3D TV is in the novelty stage. That’s where people who have the latest and greatest gadgets scarf things up regardless of cost. These people are “Early adopters” according to the Technology adoption lifecycle. 3D TV may never make it to the stage of being an ‘early majority,’ lots of people may consider it too much work to own one. You have to wear glasses, keep the glasses charged, buy the 3D channels, etc. Others just aren’t that impressed with television. The guys who study this stuff would call those people Laggards, but I think ‘laggards’ can only be applied to technology that is generally considered to be a necessity. If I don’t want a 3D TV, I’m not a laggard.
Those of us who work in the world of high-tech computer stuff think of Geoffrey Moore when we hear the term early adopter. I heard Mr. Moore speak once, and he explained how it’s sometimes hard to “move the market” from the early adopters to an early majority. That problem is the basis for his book “Crossing the Chasm.” But, it turns out that the technology adoption work started way before computer technology was looking for adopters or majorities. This body of work started in the late 1950’s at Iowa State University and it was focused on the adoption of hybrid seed corn by farmers – who knew? OK, I’m sure my brother knew. He attended ISU, he taught history in Ames, IA and he generally knows stuff like this.

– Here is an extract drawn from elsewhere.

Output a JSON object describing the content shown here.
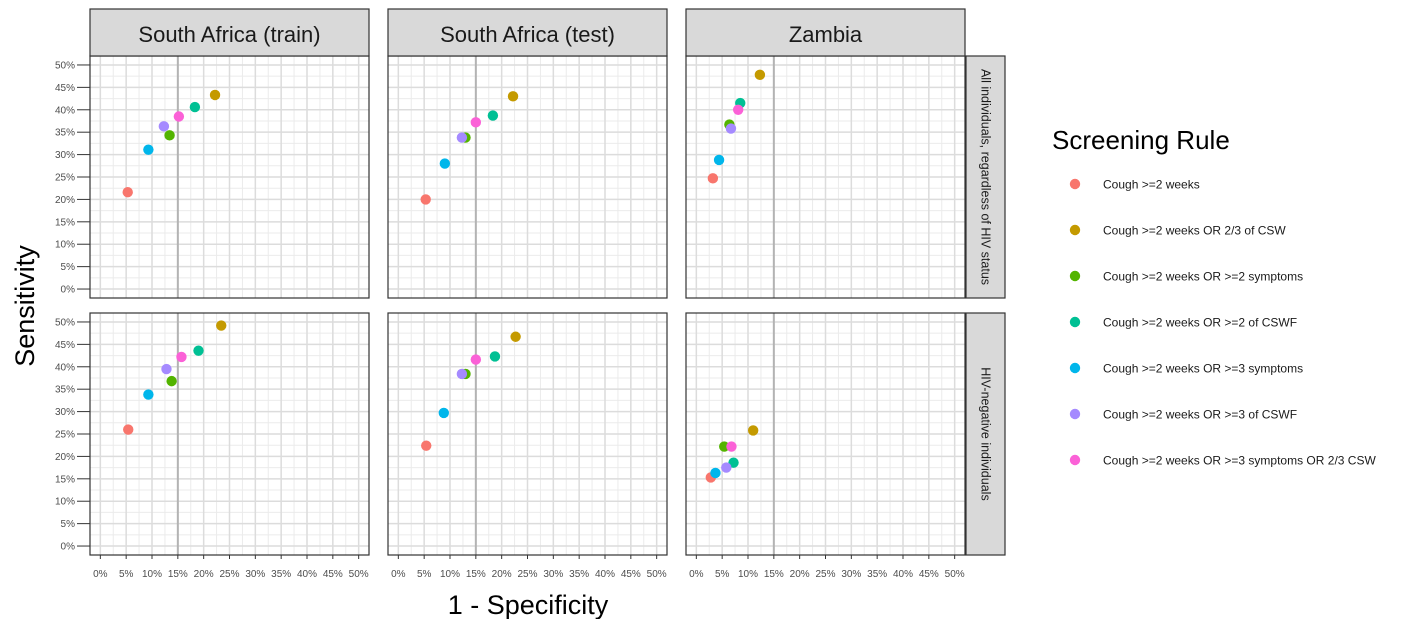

If I were to try and explain “Crossing the Chasm” to him, he would probably say “that sounds like some work they did here back in the 50’s” and then I would sigh and quietly admonish myself for not paying enough attention to history.
Depending on the technology, I move between the early and late majority groups. I was an early adopter of personal computer technology when my job required it and my employer was paying for it. By the mid 1990’s, we pulled back to the safer, cheaper, early majority because we no longer needed the latest and greatest thing. The thing we had was still good enough when those new things were hitting the shelves. As for TVs, I doubt we will ever have a 3D TV in our house. First off, my wife is blind in one eye so the whole 3D thing really doesn’t work for her. Second, I’m one of the laggards who isn’t all that impressed with TV programs today. Oddly enough, we probably won’t ever adopt hybrid corn either. My wife prefers to grow heirloom varieties in her vegetable garden.
My wife had a shot at being an early adopter of Cell Phones though. I bought her a bag-phone back in 1989. I wanted her to have it because there were no pay phones on the route she drove taking our daughter to school. Still, she wasn’t yacking up a storm at 15¢ a minute. The phone was a necessity, but only during emergencies. I didn’t buy a cell phone for many years after she had one, but when cell phones became Smart Phones, I zoomed passed her on the adoption curve.
I have a theory that all this talk about patterns of adoption, who leaps and who lags blurs a critical element related to technology. Technology adoption (as judged by sales) spikes artificially in some cases because you have to have more than one of a particular technology. Computers have reached that point (it’s virtually impossible to fix a PC without having a 2nd PC handy), and apparently, so has Internet access.
Last week, when I was trying to restore my Internet access, both service providers (COX and AT&T) assumed that I had Internet access. When I called COX for technical support with my Internet access, they suggested I try the support forum on their website. When I called AT&T for help with my Air Card, they directed me to their website to download new drivers. When I said: “my other Internet connection is also broken” both service reps suggested that I fix that one and then call them back. Actually, I guess that’s not too different than corn. I don’t think you can grow hybrid corn from hybrid corn; you need other corn to create hybrid seed corn.
Perhaps someday we’ll get to the point where, in order to fix your 3D TV you’ll need to put on the glasses and tune a 2nd 3D TV to a special station where an actor will demonstrate the required steps. If we reach that point 3D TV will have become a necessity, but seriously, who needs that?